After Professor Skerritt’s presentation, the panel took their seats for audience questions. To my surprise, spontaneous applause broke out as Newcastle obstetrician and gynaecologist Dr George Angus joined the panel. I looked at my program, where I learnt that Dr Angus was a surgeon who had never used mesh implants for incontinence and prolapse, but instead practices native tissue repair- that is, repair using the body’s own tissues.

There were lots of tough questions which got to the heart of the issues. Dr Angus held the floor for most of the time and answered them with honesty, compassion and insight:

Why have people been dismissed and unheard for so long?

“Firstly, the system is arrogant. It is part of the medical culture to think that we (doctors) know best.

We were seduced. The story of tape/mesh is seduction on a global scale. I went to one of the first conferences in the 1980’s about mesh and it was like medical Disneyland. It was in Chicago, in a fancy venue with 3 floors of promotional stuff about mesh. All the beautiful people were there to talk to us about how great this was going to be.
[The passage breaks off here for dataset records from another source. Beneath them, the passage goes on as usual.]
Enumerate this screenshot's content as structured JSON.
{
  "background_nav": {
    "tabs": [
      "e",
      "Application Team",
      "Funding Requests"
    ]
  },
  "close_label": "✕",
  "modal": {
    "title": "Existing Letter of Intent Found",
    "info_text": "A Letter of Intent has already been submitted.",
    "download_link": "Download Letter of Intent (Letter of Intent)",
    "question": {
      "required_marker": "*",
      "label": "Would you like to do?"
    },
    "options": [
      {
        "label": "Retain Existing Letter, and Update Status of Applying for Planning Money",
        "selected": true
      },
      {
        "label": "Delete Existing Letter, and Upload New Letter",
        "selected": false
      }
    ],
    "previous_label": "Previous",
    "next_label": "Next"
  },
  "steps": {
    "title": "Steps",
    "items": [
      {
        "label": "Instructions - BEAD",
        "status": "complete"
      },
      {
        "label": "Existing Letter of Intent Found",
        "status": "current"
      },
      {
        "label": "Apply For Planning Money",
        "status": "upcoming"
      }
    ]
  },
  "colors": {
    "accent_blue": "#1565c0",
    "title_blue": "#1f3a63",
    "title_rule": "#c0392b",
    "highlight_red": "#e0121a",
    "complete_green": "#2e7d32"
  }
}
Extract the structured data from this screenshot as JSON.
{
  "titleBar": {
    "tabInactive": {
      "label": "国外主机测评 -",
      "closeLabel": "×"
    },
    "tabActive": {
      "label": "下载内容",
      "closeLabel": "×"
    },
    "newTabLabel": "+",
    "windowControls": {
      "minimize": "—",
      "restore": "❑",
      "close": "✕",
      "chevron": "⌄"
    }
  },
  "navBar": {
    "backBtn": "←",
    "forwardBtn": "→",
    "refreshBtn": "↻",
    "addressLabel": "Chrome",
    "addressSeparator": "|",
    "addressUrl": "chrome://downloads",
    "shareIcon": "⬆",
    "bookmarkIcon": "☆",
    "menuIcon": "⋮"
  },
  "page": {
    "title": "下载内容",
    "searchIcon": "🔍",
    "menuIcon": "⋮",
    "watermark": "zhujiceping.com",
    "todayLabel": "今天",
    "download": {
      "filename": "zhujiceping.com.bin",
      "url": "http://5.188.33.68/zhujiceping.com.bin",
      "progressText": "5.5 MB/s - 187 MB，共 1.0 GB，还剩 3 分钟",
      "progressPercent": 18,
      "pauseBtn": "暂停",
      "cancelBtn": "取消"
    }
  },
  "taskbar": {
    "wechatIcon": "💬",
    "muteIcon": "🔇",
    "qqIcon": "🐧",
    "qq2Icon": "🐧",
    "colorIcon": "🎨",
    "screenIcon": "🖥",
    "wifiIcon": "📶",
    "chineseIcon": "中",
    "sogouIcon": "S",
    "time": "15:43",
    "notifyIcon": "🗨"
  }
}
They said ‘this is the latest and greatest technology. You’ll be a new person’. Doctors could get through many more patients. Traditional surgery for these problems took over an hour- but this took around fifteen minutes. Costs would be down. Waiting lists could reduce six- fold. Even then, some older surgeons didn’t embrace it. Although the studies were small, the data was there, showing high levels of complications. Our concerns were dismissed as a ‘learning curve which would improve over time’”
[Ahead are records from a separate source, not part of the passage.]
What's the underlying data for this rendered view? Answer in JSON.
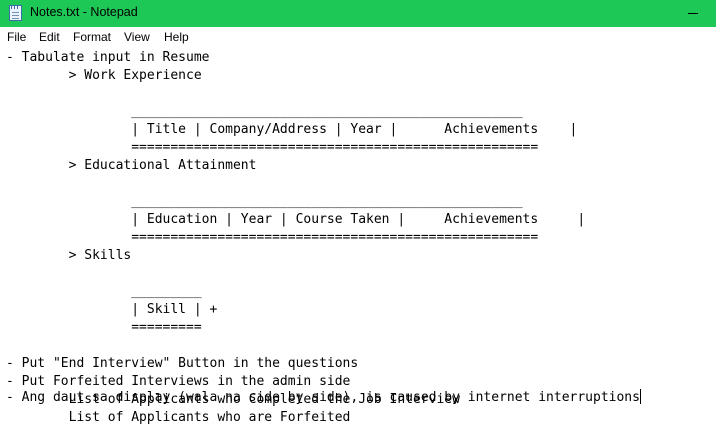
{
  "window": {
    "title": "Notes.txt - Notepad"
  },
  "menu": [
    "File",
    "Edit",
    "Format",
    "View",
    "Help"
  ],
  "editor": {
    "lines": [
      "- Tabulate input in Resume",
      "        > Work Experience",
      "",
      "                __________________________________________________",
      "                | Title | Company/Address | Year |      Achievements    |",
      "                ====================================================",
      "        > Educational Attainment",
      "",
      "                __________________________________________________",
      "                | Education | Year | Course Taken |     Achievements     |",
      "                ====================================================",
      "        > Skills",
      "",
      "                _________",
      "                | Skill | +",
      "                =========",
      "",
      "- Put \"End Interview\" Button in the questions",
      "- Put Forfeited Interviews in the admin side",
      "        List of Applicants who Completed the Job Interview",
      "        List of Applicants who are Forfeited",
      "",
      "- Ang daut sa display (wala na side by side), is caused by internet interruptions"
    ]
  },
  "colors": {
    "titlebar": "#1ec856",
    "text": "#000000",
    "background": "#ffffff"
  }
}
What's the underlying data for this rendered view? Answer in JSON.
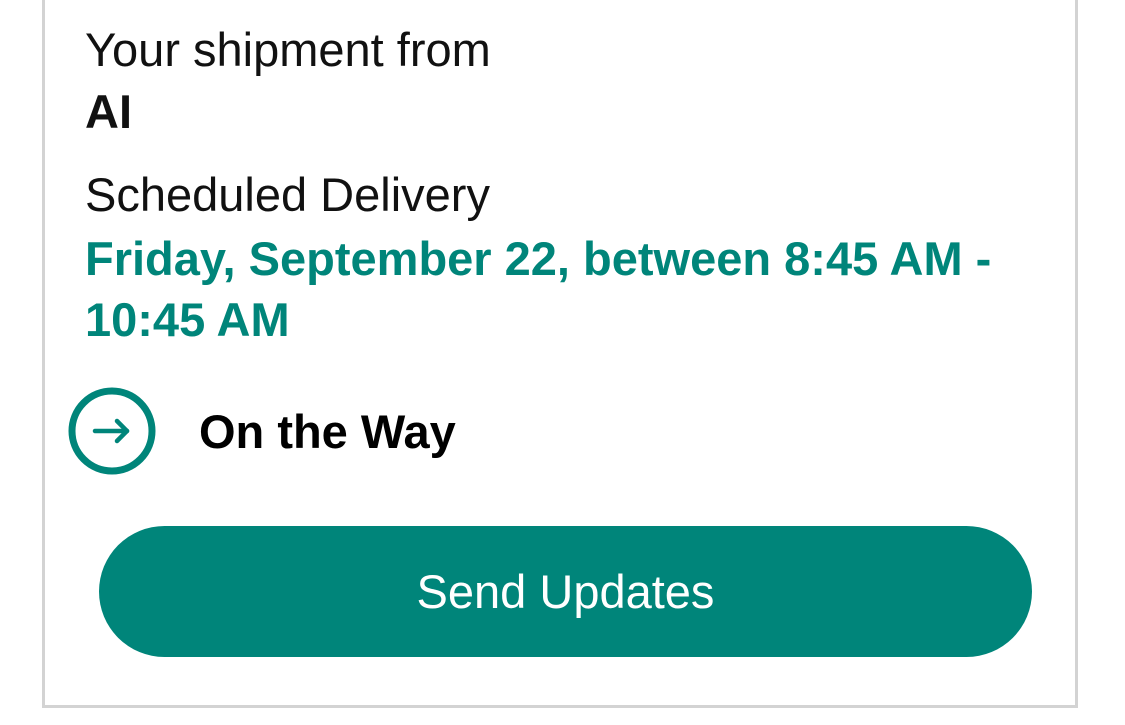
{
  "shipment": {
    "from_label": "Your shipment from",
    "shipper_name": "AI"
  },
  "delivery": {
    "label": "Scheduled Delivery",
    "window": "Friday, September 22, between 8:45 AM - 10:45 AM"
  },
  "status": {
    "icon": "arrow-right-circle-icon",
    "label": "On the Way"
  },
  "actions": {
    "send_updates_label": "Send Updates"
  },
  "colors": {
    "accent": "#00857a",
    "text": "#111111",
    "card_border": "#d3d3d3"
  }
}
What can be done to improve the credentialing of surgeons?

Credentialing has been a problem, but it clouds this issue. The issue is mesh, not credentialing. It’s a foreign body.

Why aren’t we just banning mesh?

“The elephant in the room here is that there’s a whole generation of surgeons who only know mesh to address incontinence and prolapse issues. Medicos really believe it’s the right thing to do.”

Panel member Joanne McCarthy (Newcastle Herald journalist credited with raising awareness of the mesh issue) joined in:

“It’s a business. That’s why it isn’t banned.”

How can we make sure that this doesn’t happen again?

“As a profession we (surgeons) are bad. You can’t leave us to monitor ourselves. Self-regulation has failed time and time again. We need an independent monitoring body which can look after consumers.”

Joanne McCarthy:

“The system isn’t up to dealing with the problem. It doesn’t accept being challenged. How dare we criticise some of the best surgeons in the country? These are abuse of power issues.”

I finished the day in a workshop comparing notes on what the different States and Territories were doing with their mesh responses. There wasn’t much to say about the ACT yet – plans are afoot to put together a multidisciplinary mesh clinic to address women’s needs into the future, but funding has not yet been secured and the shape it will take remains to be seen. A bright point in this workshop was the presentation by HCQ which showed what must be the Australia leading response so far- the Queensland mesh service, co-created with mesh injured consumers.

The intention of this forum was to address some of the unfinished business around mesh, and to collectively come up with concrete ideas for how to move this situation forward for the affected consumers. This was an insightful, well thought out day with excellent information shared. However, the progress with concrete steps forward was not as much as hoped. People’s trauma kept bubbling through and demanding space and time to be acknowledged. Perhaps we, as consumer advocates, were one or maybe several steps ahead of ourselves. As one of the Canberra mesh injured women said to me, “You can’t just jump straight to fixing it. You’ve got to properly hear people first. These women have never been heard”.